Des séquences de formation et des prélèvements hebdomadaires
La réalisation de l’autotest est faite par les élèves selon les consignes de l’encadrant et la notice du test. « Le test est réalisé immédiatement après le prélèvement nasal afin de garantir une réalisation sur prélèvement frais en suivant les conditions d’emploi du fabricant pour l’extraction et la lecture du résultat du test sur le dispositif d’analyse (cassette) ». Les élèves restent à leur poste pendant les 15 minutes d’attente du résultat. Si un test est positif l’élève doit être isolé pour réaliser un test RT-PCR.
« Il vous appartient de construire avec vos équipes le dispositif d’information adapté à la situation de votre établissement : affichage, envoi de mailings aux familles et élèves, valorisation sur l’ENT des pages web de référence, vidéos, affichette, etc. », acrivent MA Lévêque et E Geffray. « Les séances hebdomadaires de dépistage par autotest au sein de votre établissement seront proposées aux lycéens ayant un accord parental attesté par le formulaire, sous la supervision d’un adulte formé. Outre les personnels de santé et les encadrants formés, dont pourront faire partie des personnels volontaires de votre établissement, des médiateurs « lutte anti-Covid » supplémentaires sont en cours de recrutement par les services académiques pour renforcer vos équipes et vous aider à prendre en charge cette mission supplémentaire. »

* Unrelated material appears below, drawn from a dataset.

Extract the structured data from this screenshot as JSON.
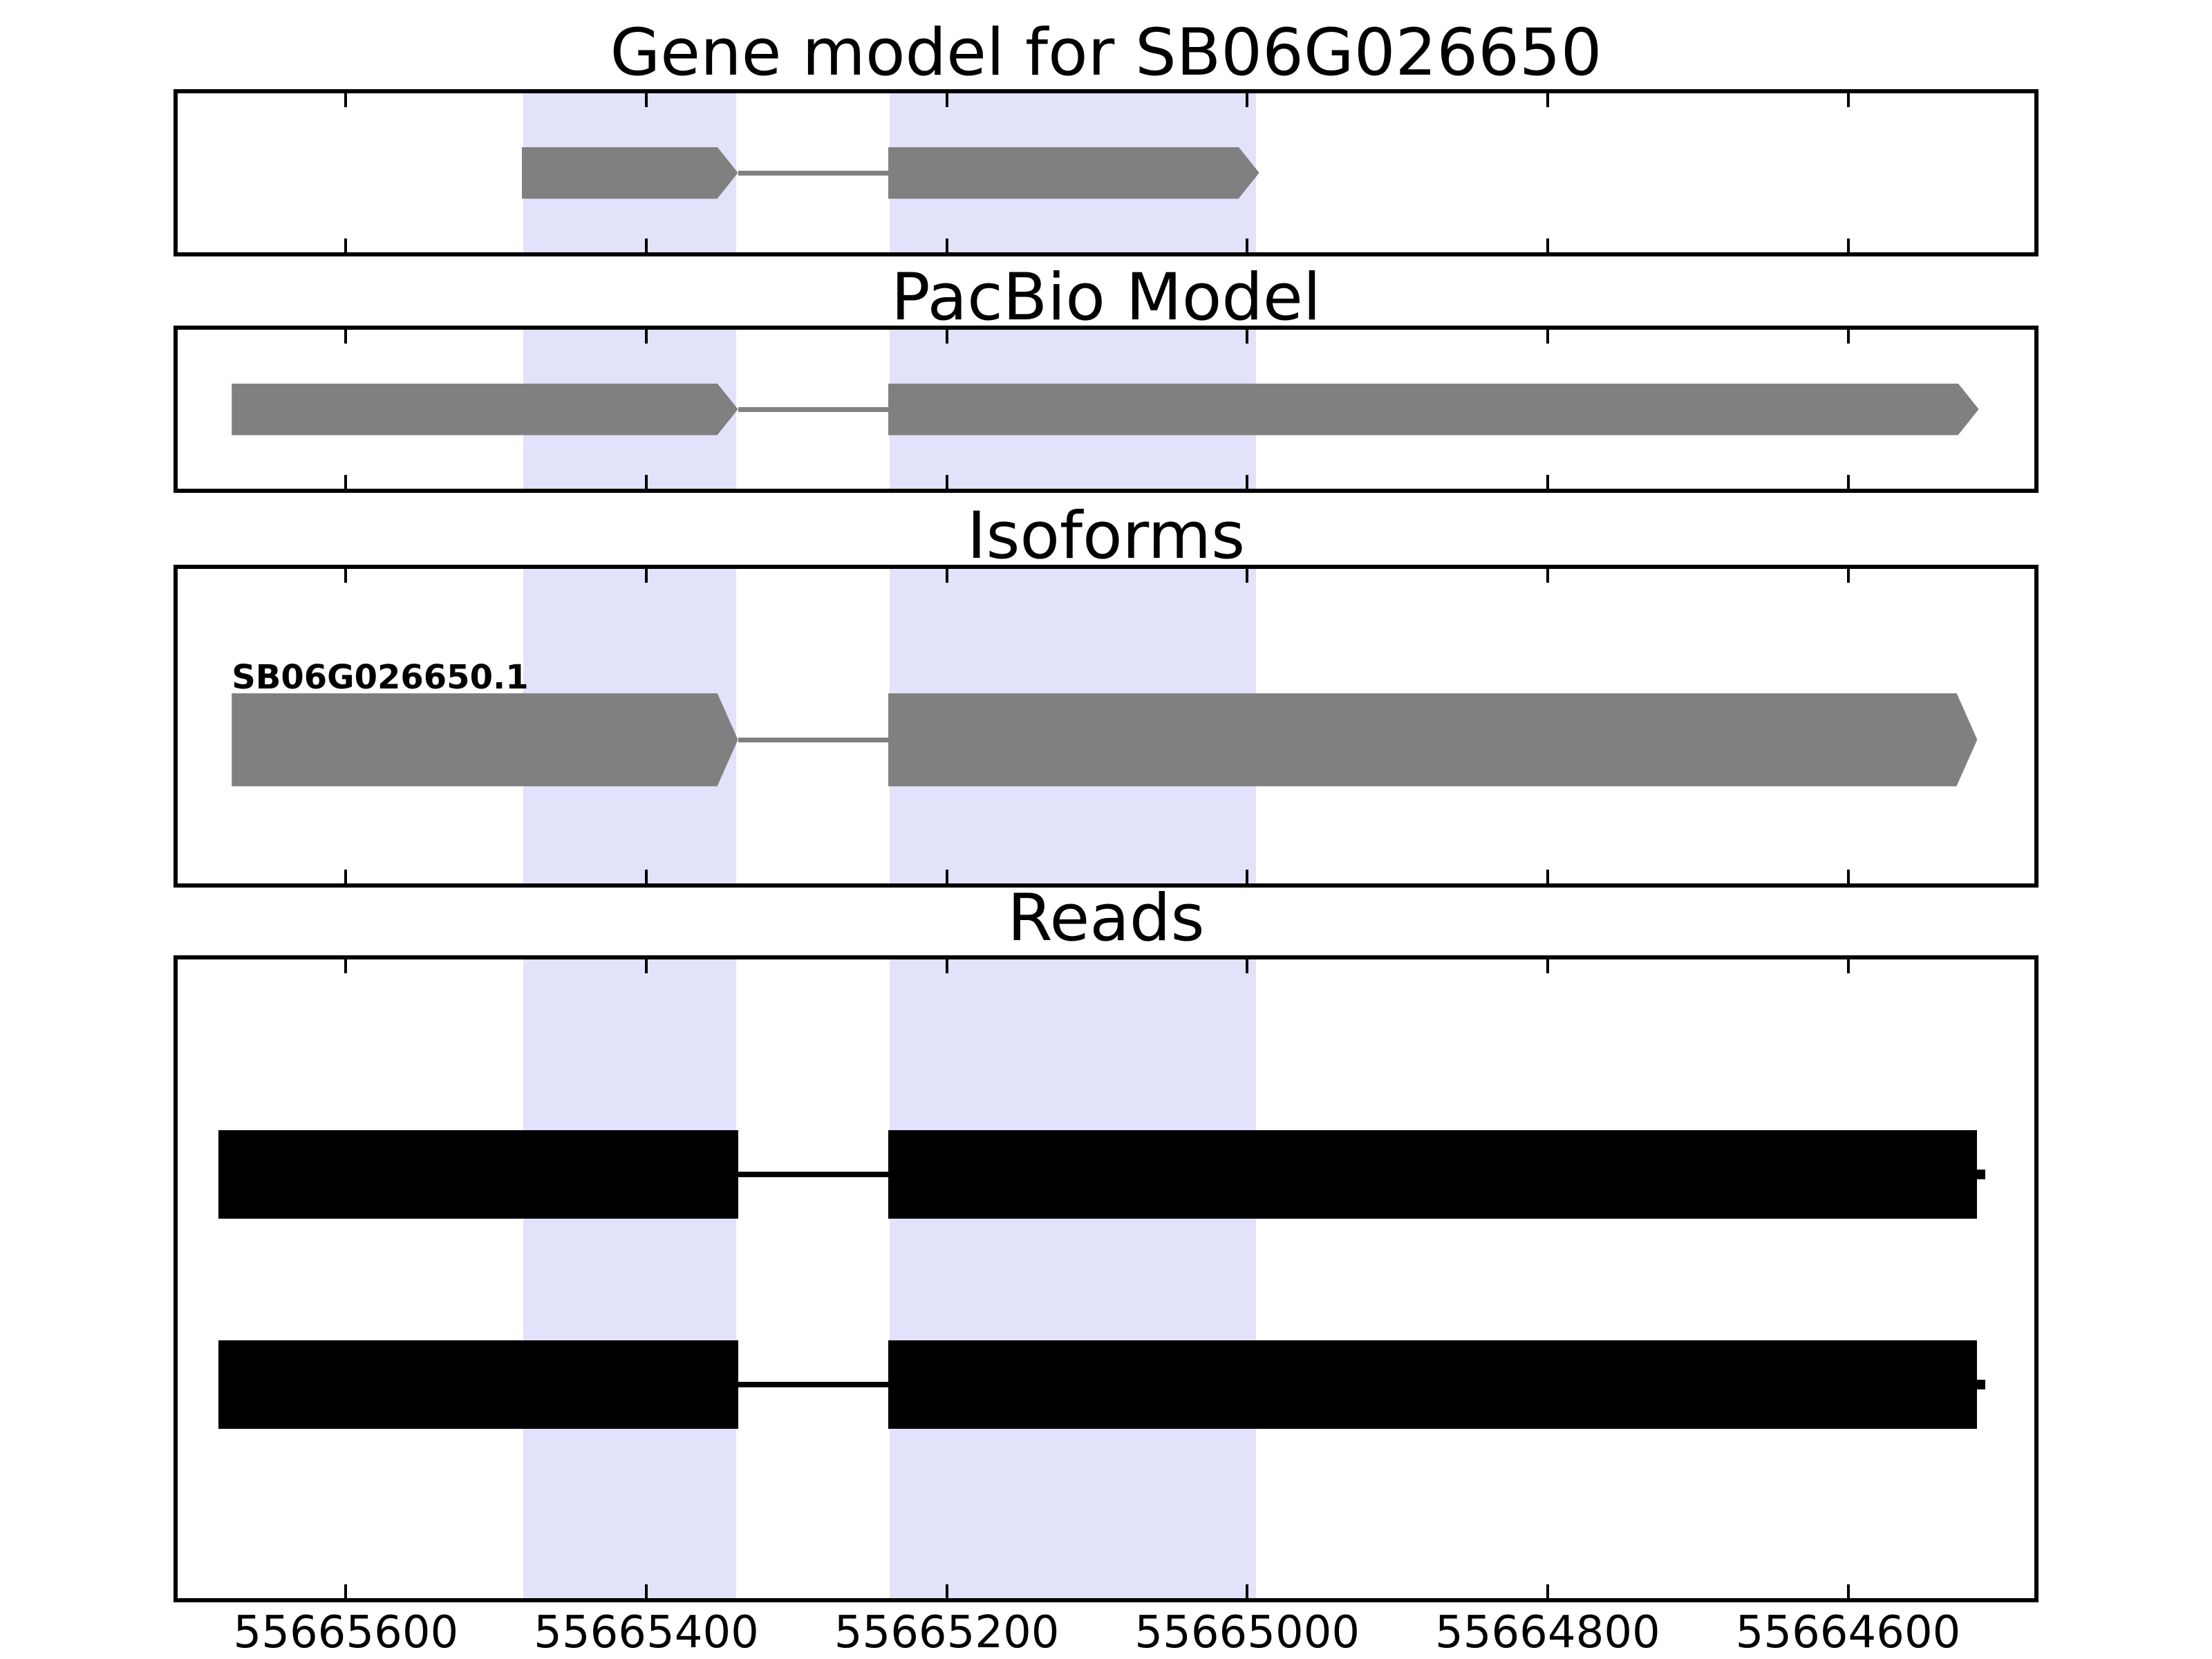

Le ministère propose aussi un guide d’accompagnement avec des pistes pédagogiques pour accompagner la mise en place des tests.

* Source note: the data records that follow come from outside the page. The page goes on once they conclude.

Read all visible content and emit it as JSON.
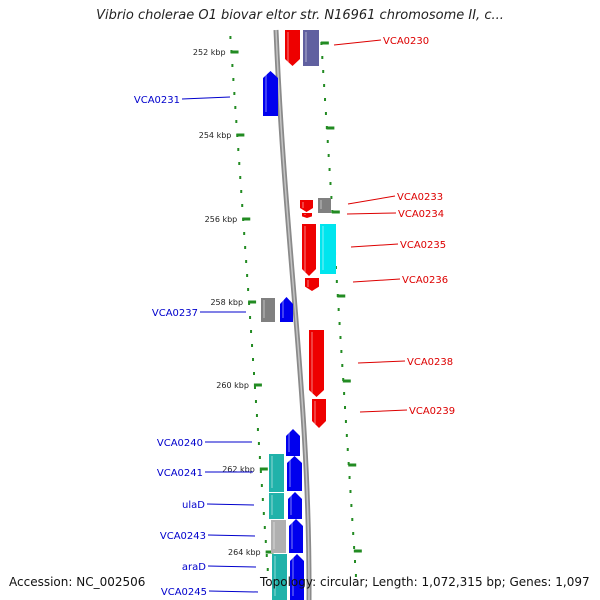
{
  "header": {
    "title": "Vibrio cholerae O1 biovar eltor str. N16961 chromosome II, c..."
  },
  "footer": {
    "accession": "Accession: NC_002506",
    "summary": "Topology: circular; Length: 1,072,315 bp; Genes: 1,097"
  },
  "colors": {
    "reverse_label": "#0000cc",
    "forward_label": "#dd0000",
    "tick": "#228b22",
    "gene_red": "#ee0000",
    "gene_blue": "#0000ee",
    "gene_cyan": "#00e5ee",
    "gene_teal": "#20b2aa",
    "gene_gray": "#808080",
    "gene_lightgray": "#b0b0b0",
    "gene_navy": "#6060a0"
  },
  "kbp_ticks": [
    "252 kbp",
    "254 kbp",
    "256 kbp",
    "258 kbp",
    "260 kbp",
    "262 kbp",
    "264 kbp"
  ],
  "genes_left": [
    "VCA0231",
    "VCA0237",
    "VCA0240",
    "VCA0241",
    "ulaD",
    "VCA0243",
    "araD",
    "VCA0245"
  ],
  "genes_right": [
    "VCA0230",
    "VCA0233",
    "VCA0234",
    "VCA0235",
    "VCA0236",
    "VCA0238",
    "VCA0239"
  ]
}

Les personnels de direction jugent l’organisation « irréalisable »
L’organisation de ces sessions d’autotests suscite une vive opposition des trois syndicats de personnels de direction, le Snpden Unsa, ID FO et le Sgen Cfdt. « En cette période de l’année, en raison des demi-jauges en lycée, de la durée réduite du troisième trimestre, le temps est très compté et les élèves ont besoin d’être en cours. Tous les lycées ne disposeront pas, d’autre part, de locaux dédiés en nombre suffisant et des surfaces requises pour réduire au maximum la durée hebdomadaire de ces autotests. Enfin, malgré leur engagement, les personnels de direction ne trouveront pas tous parmi leurs personnels, des volontaires en nombre suffisant pour être formé à l’encadrement de ces autotests hebdomadaires. Rappelons que dans la très grande majorité des lycées, une seule infirmière est en poste pour plus de 1000 élèves », écrivent les trois syndicats. Ils calculent que pour un lycée de 1000 élèves à raison de 2 séquences de 30 minutes par classe ce sont 58 heures spécifiques qu’il faut programmer sur une semaine : « exercice irréalisable ».
Et renvoient les autotests à la maison
« En conséquence ID-FO, le SNPDEN et le Sgen-CFDT exigent que le ministère, comme il s’y était engagé, recrute des personnels extérieurs (médiateurs ou autres) en nombre pour prendre en charge cette opération dans tous les établissements… Sans cette condition sine qua non, ID-FO, le SNPDEN-UNSA et le Sgen-CFDT ne pourront que donner la consigne aux collègues qui seraient dans l’incapacité de répondre à la totalité du cahier des charges d’organiser les séances d’information pour les élèves au lycée afin qu’ils réalisent ensuite les autotests à domicile. C’est d’ailleurs ce que préconise le Conseil scientifique dans une note récente ».
La mise en place des autotests semble donc bien mal partie faite là aussi d’anticipation et de préparation. Face à l’épidémie le temps perdu ne se rattrape jamais. Mais le ministère ne l’a toujours pas compris.